Anyone else seeing "(invalid or corrupt AS path) 3 bytes E01100" ?

Dylan Ebner dylan.ebner at crlmed.com
Tue Aug 18 19:23:47 UTC 2009


Ivan-
   This helps vey much.  

Thanks
Dylan Ebner


-----Original Message-----
From: Ivan Pepelnjak [mailto:ip at ioshints.info] 
Sent: Tuesday, August 18, 2009 1:58 PM
To: Dylan Ebner; 'randal k'; 'Adam Hebert'
Cc: nanog at nanog.org
Subject: RE: Anyone else seeing "(invalid or corrupt AS path) 3 bytes E01100" ?

> Ivan-
>    Thanks for posting this how-to on excessive as prepends. I have a 
> couple of questions that some of the less BGP savvy out their may find 
> helpfull
> 
> 1. In my enviornment, we are not doing full routes. We have partial 
> routes from AS209 and then fail to AS7263. Is their any advantage for 
> someone like me to do this, as we are not providing any IP transit so 
> we are not passing the route table to anyone else?

You could do it to protect your BGP table, but as you're not a transit AS, it does not make much sense.

> 2. When I run the "sh ip bgp quote-regexp "_([0-9]+)_\1_\1_\1_\1_ \1_" 
> | begin Network" I am seeing many many ASes that would be filtered by 
> this access-list.

Obviously a lot of people are prepend-happy.

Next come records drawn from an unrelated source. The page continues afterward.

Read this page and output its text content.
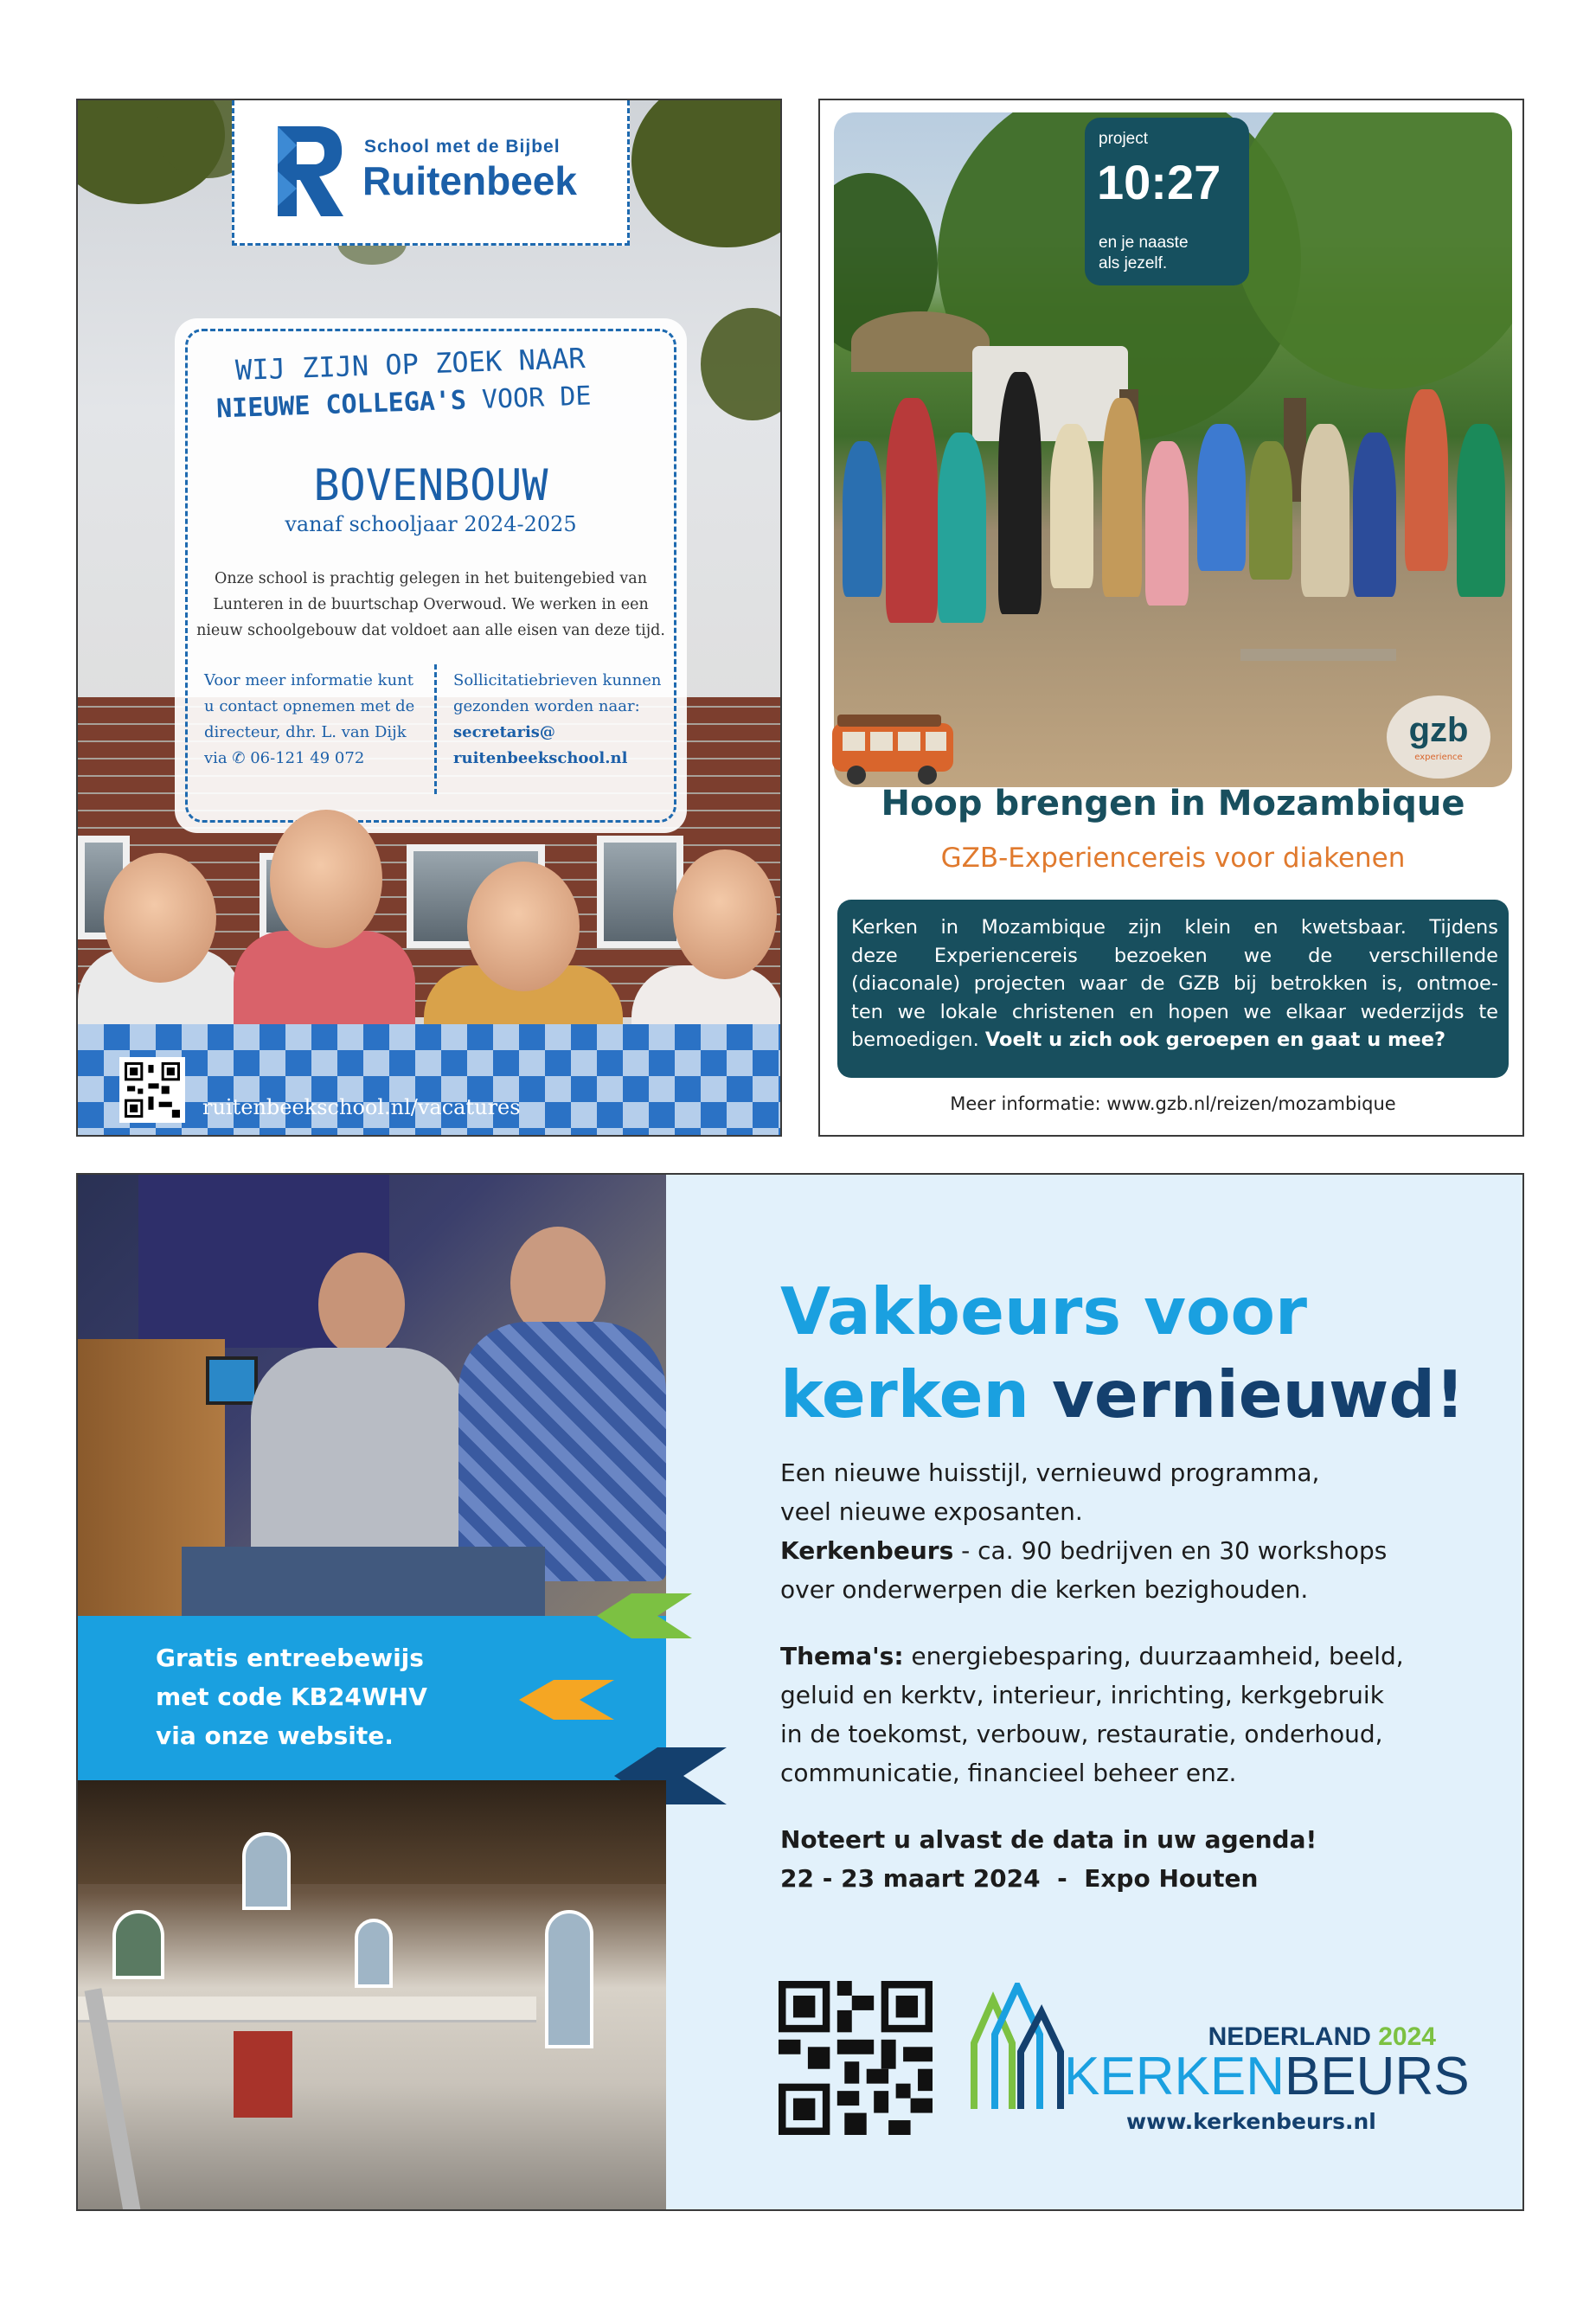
School met de Bijbel
Ruitenbeek
WIJ ZIJN OP ZOEK NAAR
NIEUWE COLLEGA'S VOOR DE
BOVENBOUW
vanaf schooljaar 2024-2025
Onze school is prachtig gelegen in het buitengebied van
Lunteren in de buurtschap Overwoud. We werken in een
nieuw schoolgebouw dat voldoet aan alle eisen van deze tijd.
Voor meer informatie kunt
u contact opnemen met de
directeur, dhr. L. van Dijk
via ✆ 06-121 49 072
Sollicitatiebrieven kunnen
gezonden worden naar:
secretaris@
ruitenbeekschool.nl
ruitenbeekschool.nl/vacatures
project
10:27
en je naaste
als jezelf.
gzb
experience
Hoop brengen in Mozambique
GZB-Experiencereis voor diakenen
Kerken in Mozambique zijn klein en kwetsbaar. Tijdens
deze Experiencereis bezoeken we de verschillende
(diaconale) projecten waar de GZB bij betrokken is, ontmoe-
ten we lokale christenen en hopen we elkaar wederzijds te
bemoedigen. Voelt u zich ook geroepen en gaat u mee?
Meer informatie: www.gzb.nl/reizen/mozambique
Gratis entreebewijs
met code KB24WHV
via onze website.
Vakbeurs voor
kerken vernieuwd!
Een nieuwe huisstijl, vernieuwd programma,
veel nieuwe exposanten.
Kerkenbeurs - ca. 90 bedrijven en 30 workshops
over onderwerpen die kerken bezighouden.
Thema's: energiebesparing, duurzaamheid, beeld,
geluid en kerktv, interieur, inrichting, kerkgebruik
in de toekomst, verbouw, restauratie, onderhoud,
communicatie, financieel beheer enz.
Noteert u alvast de data in uw agenda!
22 - 23 maart 2024  -  Expo Houten
NEDERLAND 2024
KERKENBEURS
www.kerkenbeurs.nl
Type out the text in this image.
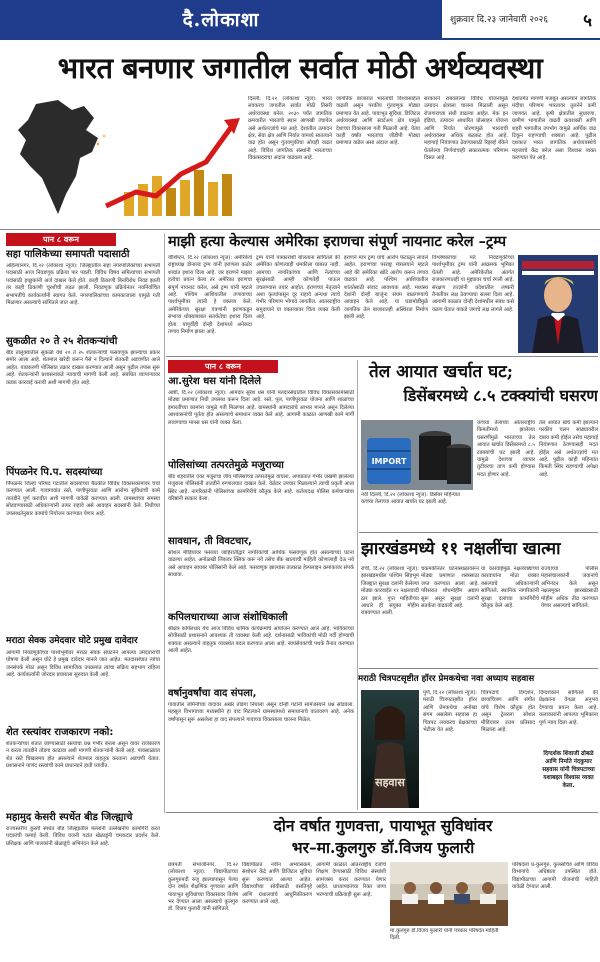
दै.लोकाशा	शुक्रवार दि.२३ जानेवारी २०२६	५
भारत बनणार जगातील सर्वात मोठी अर्थव्यवस्था
दिल्ली, दि.२२ (लोकाशा न्यूज): भारत लवकरच जगातील सर्वात मोठी तिसरी अर्थव्यवस्था बनेल. २०३० पर्यंत जागतिक क्रमवारीत भारताचे स्थान आणखी उंचावेल असे अर्थतज्ज्ञांचे मत आहे. देशातील उत्पादन क्षेत्र, सेवा क्षेत्र आणि निर्यात यामध्ये सातत्याने वाढ होत असून गुंतवणुकीचा ओघही वाढत आहे. विविध जागतिक संस्थांनी भारताच्या विकासदराचा अंदाज वाढवला आहे.
जागतिक बाजारात भारताची विश्वासार्हता वाढली असून परकीय गुंतवणूक मोठ्या प्रमाणात येत आहे. पायाभूत सुविधा, डिजिटल अर्थव्यवस्था आणि स्टार्टअप क्षेत्र यामुळे देशाच्या विकासाला गती मिळाली आहे. येत्या काही वर्षांत भारताचा जीडीपी मोठ्या प्रमाणात वाढेल असा अंदाज आहे.
सरकारने राबवलेल्या विविध योजनांमुळे उत्पादन क्षेत्राला चालना मिळाली असून रोजगाराच्या संधी वाढल्या आहेत. मेक इन इंडिया, उत्पादन आधारित प्रोत्साहन योजना आणि निर्यात धोरणामुळे भारताची अर्थव्यवस्था अधिक बळकट होत आहे. महागाई नियंत्रणात ठेवण्यासाठी रिझर्व्ह बँकेने घेतलेल्या निर्णयांचाही सकारात्मक परिणाम दिसत आहे.
देशांतर्गत मागणी मजबूत असल्याने जागतिक मंदीचा परिणाम भारतावर तुलनेने कमी जाणवत आहे. कृषी क्षेत्रातील सुधारणा, ग्रामीण भागातील वाढती क्रयशक्ती आणि शहरी भागातील उपभोग यामुळे आर्थिक वाढ टिकून राहण्याची शक्यता आहे. पुढील दशकात भारत जागतिक अर्थव्यवस्थेचे महत्त्वाचे केंद्र बनेल असा विश्वास व्यक्त करण्यात येत आहे.
पान ८ वरून
सहा पालिकेच्या समापती पदासाठी
अहिल्यानगर, दि.२२ (लोकाशा न्यूज): जिल्ह्यातील सहा नगरपालिकांच्या सभापती पदासाठी आज निवडणूक प्रक्रिया पार पडली. विविध विषय समित्यांच्या सभापती पदांसाठी इच्छुकांनी अर्ज दाखल केले होते. काही ठिकाणी बिनविरोध निवड झाली तर काही ठिकाणी चुरशीची लढत झाली. निवडणूक प्रक्रियेनंतर नवनिर्वाचित सभापतींचे कार्यकर्त्यांनी स्वागत केले. नगरपालिकांच्या कामकाजाला यामुळे गती मिळणार असल्याचे सांगितले जात आहे.
सुकळीत २० ते २५ शेतकऱ्यांची
बीड तालुक्यातील सुकळी येथे २० ते २५ शेतकऱ्यांची फसवणूक झाल्याचा प्रकार समोर आला आहे. शेतमाल खरेदी करून पैसे न दिल्याने शेतकरी अडचणीत आले आहेत. याप्रकरणी पोलिसांत तक्रार दाखल करण्यात आली असून पुढील तपास सुरू आहे. शेतकऱ्यांनी प्रशासनाकडे न्यायाची मागणी केली आहे. संबंधित व्यापाऱ्यावर कडक कारवाई करावी अशी मागणी होत आहे.
पिंपळनेर पि.प. सदस्यांच्या
पिंपळनेर जिल्हा परिषद गटातील सदस्यांच्या बैठकीत विविध विकासकामांवर चर्चा करण्यात आली. गावागावांत रस्ते, पाणीपुरवठा आणि आरोग्य सुविधांची कामे तातडीने पूर्ण करावीत अशी मागणी यावेळी करण्यात आली. ग्रामस्थांच्या समस्या सोडवण्यासाठी अधिकाऱ्यांनी तत्पर राहावे असे आवाहन सदस्यांनी केले. निधीच्या उपलब्धतेनुसार कामांचे नियोजन करण्यात येणार आहे.
मराठा सेवक उमेदवार घोटे प्रमुख दावेदार
आगामी निवडणुकीच्या पार्श्वभूमीवर मराठा सेवक संघटनेने आपल्या उमेदवाराची घोषणा केली असून घोटे हे प्रमुख दावेदार मानले जात आहेत. मतदारसंघात त्यांचा जनसंपर्क मोठा असून विविध सामाजिक उपक्रमांत त्यांचा सक्रिय सहभाग राहिला आहे. कार्यकर्त्यांनी जोरदार प्रचाराला सुरुवात केली आहे.
शेत रस्त्यांवर राजकारण नको:
शेतकऱ्यांच्या शेतात जाण्यासाठी रस्त्यांचा प्रश्न गंभीर बनला असून यावर राजकारण न करता तातडीने तोडगा काढावा अशी मागणी शेतकऱ्यांनी केली आहे. पावसाळ्यात शेत रस्ते चिखलमय होत असल्याने शेतमाल वाहतूक करताना अडचणी येतात. प्रशासनाने पाणंद रस्त्यांची कामे प्राधान्याने हाती घ्यावीत.
महामुद केसरी स्पर्धेत बीड जिल्ह्याचे
राज्यस्तरीय कुस्ती स्पर्धेत बीड जिल्ह्यातील मल्लांनी उल्लेखनीय कामगिरी करत पदकांची कमाई केली. विविध वजनी गटांत खेळाडूंनी चमकदार प्रदर्शन केले. प्रशिक्षक आणि पालकांनी खेळाडूंचे अभिनंदन केले आहे.
माझी हत्या केल्यास अमेरिका इराणचा संपूर्ण नायनाट करेल –ट्रम्प
वॉशिंग्टन, दि.२२ (लोकाशा न्यूज): अमेरिकेचे राष्ट्राध्यक्ष डोनाल्ड ट्रम्प यांनी इराणला कठोर शब्दांत इशारा दिला आहे. जर इराणने माझ्या हत्येचा प्रयत्न केला तर अमेरिका इराणचा संपूर्ण नायनाट करेल, असे ट्रम्प यांनी म्हटले आहे. पश्चिम आशियातील तणावाच्या पार्श्वभूमीवर त्यांनी हे वक्तव्य केले. अमेरिकेच्या सुरक्षा यंत्रणांनी इराणकडून संभाव्य धोक्याबाबत सतर्कतेचा इशारा दिला होता. यापूर्वीही दोन्ही देशांमध्ये अनेकदा तणाव निर्माण झाला आहे.
ट्रम्प यांनी पत्रकारांशी बोलताना सांगितले की अमेरिका कोणत्याही धमकीला घाबरत नाही. आमच्या नागरिकांच्या आणि नेत्यांच्या सुरक्षेसाठी आम्ही कोणतेही पाऊल उचलण्यास तयार आहोत. इराणच्या नेतृत्वाने अशा कृत्यांपासून दूर राहावे अन्यथा त्याचे गंभीर परिणाम भोगावे लागतील. आंतरराष्ट्रीय समुदायाने या वक्तव्यावर चिंता व्यक्त केली आहे.
इराणने मात्र ट्रम्प यांचे आरोप फेटाळून लावले आहेत. इराणच्या परराष्ट्र मंत्रालयाने म्हटले आहे की अमेरिका खोटे आरोप करून तणाव वाढवत आहे. पश्चिम आशियातील शांततेसाठी संवाद आवश्यक आहे. मध्यस्थ देशांनी दोन्ही बाजूंना संयम बाळगण्याचे आवाहन केले आहे. या घडामोडींमुळे जागतिक तेल बाजारातही अस्थिरता निर्माण झाली आहे.
विश्लेषकांच्या मते निवडणुकीच्या पार्श्वभूमीवर ट्रम्प यांनी आक्रमक भूमिका घेतली आहे. अमेरिकेतील अंतर्गत राजकारणातही या मुद्द्यावर चर्चा रंगली आहे. संरक्षण तज्ज्ञांनी प्रदेशातील लष्करी तैनातीवर लक्ष ठेवण्याचा सल्ला दिला आहे. आगामी काळात दोन्ही देशांमधील संबंध कसे वळण घेतात याकडे जगाचे लक्ष लागले आहे.
पान ८ वरून
आ.सुरेश धस यांनी दिलेले
आष्टी, दि.२२ (लोकाशा न्यूज): आमदार सुरेश धस यांनी मतदारसंघातील विविध विकासकामांसाठी मोठ्या प्रमाणात निधी उपलब्ध करून दिला आहे. रस्ते, पूल, पाणीपुरवठा योजना आणि शाळांच्या इमारतींच्या कामांना यामुळे गती मिळणार आहे. ग्रामस्थांनी आमदारांचे आभार मानले असून दिलेल्या आश्वासनांची पूर्तता होत असल्याचे समाधान व्यक्त केले आहे. आगामी काळात आणखी कामे मार्गी लावण्याचा मानस धस यांनी व्यक्त केला.
पोलिसांच्या तत्परतेमुळे मजुराच्या
बीड शहरातील एका मजुराचा जीव पोलिसांच्या तत्परतेमुळे वाचला. अपघातात गंभीर जखमी झालेल्या मजुराला पोलिसांनी तातडीने रुग्णालयात दाखल केले. वेळेवर उपचार मिळाल्याने त्याची प्रकृती आता स्थिर आहे. नागरिकांनी पोलिसांच्या कामगिरीचे कौतुक केले आहे. कर्तव्यदक्ष पोलिस कर्मचाऱ्यांचा वरिष्ठांनी सत्कार केला.
सावधान, ती विवटचार,
सोशल मीडियावर फसव्या जाहिरातींद्वारे नागरिकांची आर्थिक फसवणूक होत असल्याच्या घटना वाढल्या आहेत. अनोळखी लिंकवर क्लिक करू नये तसेच बँक खात्याची माहिती कोणालाही देऊ नये असे आवाहन सायबर पोलिसांनी केले आहे. फसवणूक झाल्यास तात्काळ हेल्पलाइन क्रमांकावर संपर्क साधावा.
कपिलधाराच्या आज संशोधिकाली
श्रीक्षेत्र कपिलधार येथे आज विविध धार्मिक कार्यक्रमांचे आयोजन करण्यात आले आहे. भाविकांच्या सोयीसाठी प्रशासनाने आवश्यक ती व्यवस्था केली आहे. दर्शनासाठी भाविकांची मोठी गर्दी होण्याची शक्यता असल्याने वाहतूक व्यवस्थेत बदल करण्यात आला आहे. स्वयंसेवकांची पथके तैनात करण्यात आली आहेत.
वर्षानुवर्षांचा वाद संपला,
गावातील जमिनीच्या वादावर अखेर तोडगा निघाला असून दोन्ही गटांनी सामंजस्याने प्रश्न सोडवला. महसूल विभागाच्या मध्यस्थीने हा वाद मिटल्याने ग्रामस्थांमध्ये समाधानाचे वातावरण आहे. अनेक वर्षांपासून सुरू असलेला हा वाद संपल्याने गावाच्या विकासाला चालना मिळेल.
तेल आयात खर्चात घट;
डिसेंबरमध्ये ८.५ टक्क्यांची घसरण
IMPORT
नवी दिल्ली, दि.२२ (लोकाशा न्यूज): डिसेंबर महिन्यात कच्च्या तेलाच्या आयात खर्चात घट झाली आहे.
कच्च्या तेलाच्या आंतरराष्ट्रीय किमतींमध्ये झालेल्या घसरणीमुळे भारताच्या तेल आयात खर्चात डिसेंबरमध्ये ८.५ टक्क्यांची घट झाली आहे. यामुळे देशाच्या व्यापार तुटीवरचा ताण कमी होण्यास मदत होणार आहे.
तेल आयात खर्च कमी झाल्याने परकीय चलन साठ्यावरील दबाव कमी होईल तसेच महागाई नियंत्रणात ठेवण्यासही मदत होईल असे अर्थतज्ज्ञांचे मत आहे. पुढील काही महिन्यांत किमती स्थिर राहण्याची अपेक्षा आहे.
झारखंडमध्ये ११ नक्षलींचा खात्मा
रांची, दि.२२ (लोकाशा न्यूज): झारखंडमधील पश्चिम सिंहभूम जिल्ह्यात सुरक्षा दलांनी केलेल्या मोठ्या कारवाईत ११ नक्षलवादी ठार झाले. गुप्त माहितीच्या आधारे ही संयुक्त मोहीम राबवण्यात आली.
चकमकीनंतर घटनास्थळावरून मोठ्या प्रमाणात शस्त्रसाठा जप्त करण्यात आला आहे. परिसरात शोधमोहीम अद्याप सुरू असून सुरक्षा दलांनी सतर्कता वाढवली आहे.
या कारवाईमुळे नक्षलवाद्यांच्या कारवायांना मोठा धक्का बसल्याचे अधिकाऱ्यांनी सांगितले. स्थानिक नागरिकांनी सुरक्षा दलांच्या कामगिरीचे कौतुक केले आहे.
राज्याच्या पोलीस महासंचालकांनी जवानांचे अभिनंदन केले असून नक्षलमुक्त झारखंडसाठी मोहीम अधिक तीव्र करण्यात येणार असल्याचे सांगितले.
मराठी चित्रपटसृष्टीत हॉरर प्रेमकथेचा नवा अध्याय सहवास
सहवास
पुणे, दि.२२ (लोकाशा न्यूज): मराठी चित्रपटसृष्टीत हॉरर आणि प्रेमकथेचा अनोखा संगम असलेला सहवास हा चित्रपट लवकरच प्रेक्षकांच्या भेटीला येत आहे.
चित्रपटाचे दिग्दर्शन, छायाचित्रण आणि संगीत यांचे विशेष कौतुक होत असून ट्रेलरला सोशल मीडियावर उत्तम प्रतिसाद मिळाला आहे.
दिग्दर्शकाने सांगितले की प्रेक्षकांना वेगळा अनुभव देण्याचा प्रयत्न केला आहे. कलाकारांनी आपल्या भूमिकांना पूर्ण न्याय दिला आहे.
दिग्दर्शक शिवाजी ढोबळे आणि निर्माते नंदकुमार सहवास यांनी चित्रपटाच्या यशाबद्दल विश्वास व्यक्त केला.
दोन वर्षात गुणवत्ता, पायाभूत सुविधांवर
भर–मा.कुलगुरु डॉ.विजय फुलारी
छत्रपती संभाजीनगर, दि.२२ (लोकाशा न्यूज): विद्यापीठाच्या कुलगुरुपदी रुजू झाल्यापासून गेल्या दोन वर्षात शैक्षणिक गुणवत्ता आणि पायाभूत सुविधांच्या विकासावर विशेष भर देण्यात आला असल्याचे कुलगुरु डॉ. विजय फुलारी यांनी सांगितले.
विद्यापीठात नवीन अभ्यासक्रम, संशोधन केंद्रे आणि डिजिटल सुविधा सुरू करण्यात आल्या आहेत. विद्यार्थ्यांच्या सोयीसाठी वसतिगृहे आणि ग्रंथालयांचे आधुनिकीकरण करण्यात आले आहे.
आगामी काळात आंतरराष्ट्रीय दर्जाचे शिक्षण देण्यासाठी विविध संस्थांशी सामंजस्य करार करण्यात येणार आहेत. प्राध्यापकांच्या रिक्त जागा भरण्याची प्रक्रियाही सुरू आहे.
मा.कुलगुरु डॉ.विजय फुलारी यांनी पत्रकार परिषदेत माहिती दिली.
परिषदेला प्र-कुलगुरु, कुलसचिव आणि विविध विभागांचे अधिष्ठाता उपस्थित होते. विद्यापीठाच्या आगामी योजनांची माहिती यावेळी देण्यात आली.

> What happens to those networks, are they unreachable from my AS, or do 
> I just route those networks to my upstream provider and let them deal 
> with it?

If I understood correctly, you're using a default route toward AS7263, which means that anything that is not in your BGP table (and consequently your IP routing table) will be sent out of your AS via the default route. If you're getting the paths you're filtering from AS209 that means that more traffic will go to AS7263.

> 3. This last question is a little OT, but relates to your access list
>    In the event of some kind if DOS attack coming from one of a few AS 
> numbers (in this case we will use 14793), what is the feesability of 
> using  ip as-path access-list 100 deny _([0-9]+)_\1_\1_\1_\1_  ip 
> as-path access-list 100 deny 14793  ip as-path access-list 100 permit 
> .*
> 
>  Would this have any affect at all, or would my pipe from my upstream 
> still be congested with garbage traffic ?

No. You cannot influence the inbound traffic apart from not advertising some of your prefixes to some of your neighbors or giving them hints with BGP communities or AS-path prepending. Whatever you do with BGP on your routers influences only the paths the outbound traffic is taking. What you'd actually need is remote-triggered black hole. Search the Nanog archives for RTBH, you'll find a number of links in a message from Frank Bulk sent a few days ago.